I find old notes about this difficulty, but I have hitherto slurred it over.

In his Christmas Day letter to his old friend Joseph Hooker, Darwin asked for help responding to a serious criticism from the Swiss botanist, Carl Wilhelm von Nägeli, resulting in a substantial addition (Origin 5th ed, pp 151–3).   Nägeli had argued for an innate tendency to perfectibility in nature based on his view that plant species were chiefly distinguished from one another by features that offered no practical benefit. Hooker’s reply has been lost but can be partially inferred from the changes Darwin went on to make. ‘You have given me heart’ Darwin wrote back, ‘and I will fight my battle better than I shd otherwise have done’.

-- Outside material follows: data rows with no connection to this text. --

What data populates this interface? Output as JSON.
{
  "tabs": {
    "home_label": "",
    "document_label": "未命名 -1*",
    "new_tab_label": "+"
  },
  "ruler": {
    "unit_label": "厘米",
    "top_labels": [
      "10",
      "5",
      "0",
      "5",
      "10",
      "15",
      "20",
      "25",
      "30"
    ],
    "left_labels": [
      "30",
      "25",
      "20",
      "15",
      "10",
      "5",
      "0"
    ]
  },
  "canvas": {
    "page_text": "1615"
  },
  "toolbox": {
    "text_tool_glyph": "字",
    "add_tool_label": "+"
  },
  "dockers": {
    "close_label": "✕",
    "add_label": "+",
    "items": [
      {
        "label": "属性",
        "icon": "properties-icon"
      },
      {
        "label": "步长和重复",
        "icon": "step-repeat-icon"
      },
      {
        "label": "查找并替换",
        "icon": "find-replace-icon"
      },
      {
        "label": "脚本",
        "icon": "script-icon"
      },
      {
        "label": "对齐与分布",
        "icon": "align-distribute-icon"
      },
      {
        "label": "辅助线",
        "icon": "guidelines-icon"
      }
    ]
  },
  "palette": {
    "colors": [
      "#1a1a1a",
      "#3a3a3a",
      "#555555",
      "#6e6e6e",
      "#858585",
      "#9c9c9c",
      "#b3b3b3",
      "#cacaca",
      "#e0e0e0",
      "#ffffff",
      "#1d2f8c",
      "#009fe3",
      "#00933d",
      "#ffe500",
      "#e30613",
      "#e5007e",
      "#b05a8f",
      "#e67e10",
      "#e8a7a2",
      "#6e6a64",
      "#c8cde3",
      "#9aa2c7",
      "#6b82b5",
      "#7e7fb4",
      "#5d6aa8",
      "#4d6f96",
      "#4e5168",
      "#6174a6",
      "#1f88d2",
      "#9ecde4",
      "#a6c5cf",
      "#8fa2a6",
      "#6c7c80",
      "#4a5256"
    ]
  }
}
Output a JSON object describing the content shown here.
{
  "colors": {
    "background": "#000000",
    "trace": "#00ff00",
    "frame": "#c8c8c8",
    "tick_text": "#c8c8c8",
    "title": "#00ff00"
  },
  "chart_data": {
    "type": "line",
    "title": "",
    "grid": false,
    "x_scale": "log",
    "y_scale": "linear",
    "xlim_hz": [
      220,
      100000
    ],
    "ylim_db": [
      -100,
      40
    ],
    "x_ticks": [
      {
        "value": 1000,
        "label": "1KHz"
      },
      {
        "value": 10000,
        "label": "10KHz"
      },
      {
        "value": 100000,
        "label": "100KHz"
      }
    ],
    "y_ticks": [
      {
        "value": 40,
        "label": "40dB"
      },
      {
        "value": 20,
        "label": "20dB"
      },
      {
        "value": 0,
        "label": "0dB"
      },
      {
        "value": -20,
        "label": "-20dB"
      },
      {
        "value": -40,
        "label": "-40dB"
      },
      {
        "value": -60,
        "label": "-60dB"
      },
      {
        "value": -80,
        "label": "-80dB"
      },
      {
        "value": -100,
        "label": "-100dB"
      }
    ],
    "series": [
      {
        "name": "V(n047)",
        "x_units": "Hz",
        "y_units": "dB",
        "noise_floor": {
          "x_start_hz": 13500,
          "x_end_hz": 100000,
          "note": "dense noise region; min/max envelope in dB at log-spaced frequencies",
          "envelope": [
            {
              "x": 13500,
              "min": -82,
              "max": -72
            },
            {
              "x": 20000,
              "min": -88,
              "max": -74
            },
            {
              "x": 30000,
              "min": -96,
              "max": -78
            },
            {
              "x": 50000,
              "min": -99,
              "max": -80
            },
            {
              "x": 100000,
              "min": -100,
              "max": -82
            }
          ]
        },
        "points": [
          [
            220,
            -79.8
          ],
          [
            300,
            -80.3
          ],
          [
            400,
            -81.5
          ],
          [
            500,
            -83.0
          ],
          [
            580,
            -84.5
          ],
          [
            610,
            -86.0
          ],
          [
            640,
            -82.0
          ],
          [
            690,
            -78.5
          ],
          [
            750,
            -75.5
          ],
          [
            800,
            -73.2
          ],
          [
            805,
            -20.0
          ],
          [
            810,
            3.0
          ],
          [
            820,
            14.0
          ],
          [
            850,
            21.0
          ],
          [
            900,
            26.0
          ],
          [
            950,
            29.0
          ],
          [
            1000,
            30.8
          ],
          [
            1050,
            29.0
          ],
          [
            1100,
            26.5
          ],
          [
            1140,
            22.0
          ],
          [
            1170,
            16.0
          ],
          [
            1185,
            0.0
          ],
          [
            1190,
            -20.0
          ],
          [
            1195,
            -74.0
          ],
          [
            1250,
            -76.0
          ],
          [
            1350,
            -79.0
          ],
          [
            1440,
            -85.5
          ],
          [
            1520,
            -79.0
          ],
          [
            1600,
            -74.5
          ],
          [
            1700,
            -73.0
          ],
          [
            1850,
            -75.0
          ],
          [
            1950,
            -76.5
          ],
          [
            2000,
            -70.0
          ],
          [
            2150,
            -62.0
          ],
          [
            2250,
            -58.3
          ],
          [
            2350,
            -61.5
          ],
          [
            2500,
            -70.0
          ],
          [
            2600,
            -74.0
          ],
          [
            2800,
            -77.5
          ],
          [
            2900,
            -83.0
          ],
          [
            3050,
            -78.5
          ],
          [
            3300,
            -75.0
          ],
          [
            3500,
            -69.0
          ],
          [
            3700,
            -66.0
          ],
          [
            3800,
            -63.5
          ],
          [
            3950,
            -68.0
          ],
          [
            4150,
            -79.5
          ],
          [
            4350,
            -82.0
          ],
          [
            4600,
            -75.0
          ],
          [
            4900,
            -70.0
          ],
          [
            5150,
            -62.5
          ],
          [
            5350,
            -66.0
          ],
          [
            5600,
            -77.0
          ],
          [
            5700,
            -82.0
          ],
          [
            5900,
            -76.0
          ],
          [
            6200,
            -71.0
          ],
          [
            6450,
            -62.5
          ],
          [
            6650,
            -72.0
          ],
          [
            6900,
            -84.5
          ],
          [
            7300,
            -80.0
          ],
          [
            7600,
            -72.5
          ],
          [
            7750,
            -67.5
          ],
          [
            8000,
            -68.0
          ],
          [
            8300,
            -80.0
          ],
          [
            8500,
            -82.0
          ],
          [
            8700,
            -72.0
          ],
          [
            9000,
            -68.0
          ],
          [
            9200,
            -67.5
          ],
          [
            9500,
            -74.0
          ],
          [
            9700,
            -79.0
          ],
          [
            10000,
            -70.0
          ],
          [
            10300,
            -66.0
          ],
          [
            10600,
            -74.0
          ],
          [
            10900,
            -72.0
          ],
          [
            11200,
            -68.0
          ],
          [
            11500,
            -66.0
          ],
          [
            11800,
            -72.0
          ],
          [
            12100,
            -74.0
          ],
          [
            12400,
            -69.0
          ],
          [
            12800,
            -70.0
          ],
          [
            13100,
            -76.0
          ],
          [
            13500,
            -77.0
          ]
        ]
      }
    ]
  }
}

Perhaps the most significant changes though were on the old chestnuts of geographical distribution, and the age of the earth, with the Scottish geologist James Croll entering the roll-call of significant correspondents.

 

5th to 6th edition

Proposed Advertisement

Sixth & Cheap Edition of the Origin of Species (...... thousandth?)

With answers to the various objections recently raised against the theory of Natural Selection. (With a glossary of scientific terms??)

by Charles Darwin F.R.S.

 

By the time he had finished the corrections for the sixth edition Darwin was pretty clear it would be his last.  He agreed to have it stereotyped, with casts made of the printing plates so that further copies could be more easily and cheaply printed off: ‘I can see one great advantage,’ he wrote to his publisher, ‘that it wd stop me ever trying again to improve the style & to make additions’. (It didn’t quite work: there was one further corrected version of the sixth edition in 1876.)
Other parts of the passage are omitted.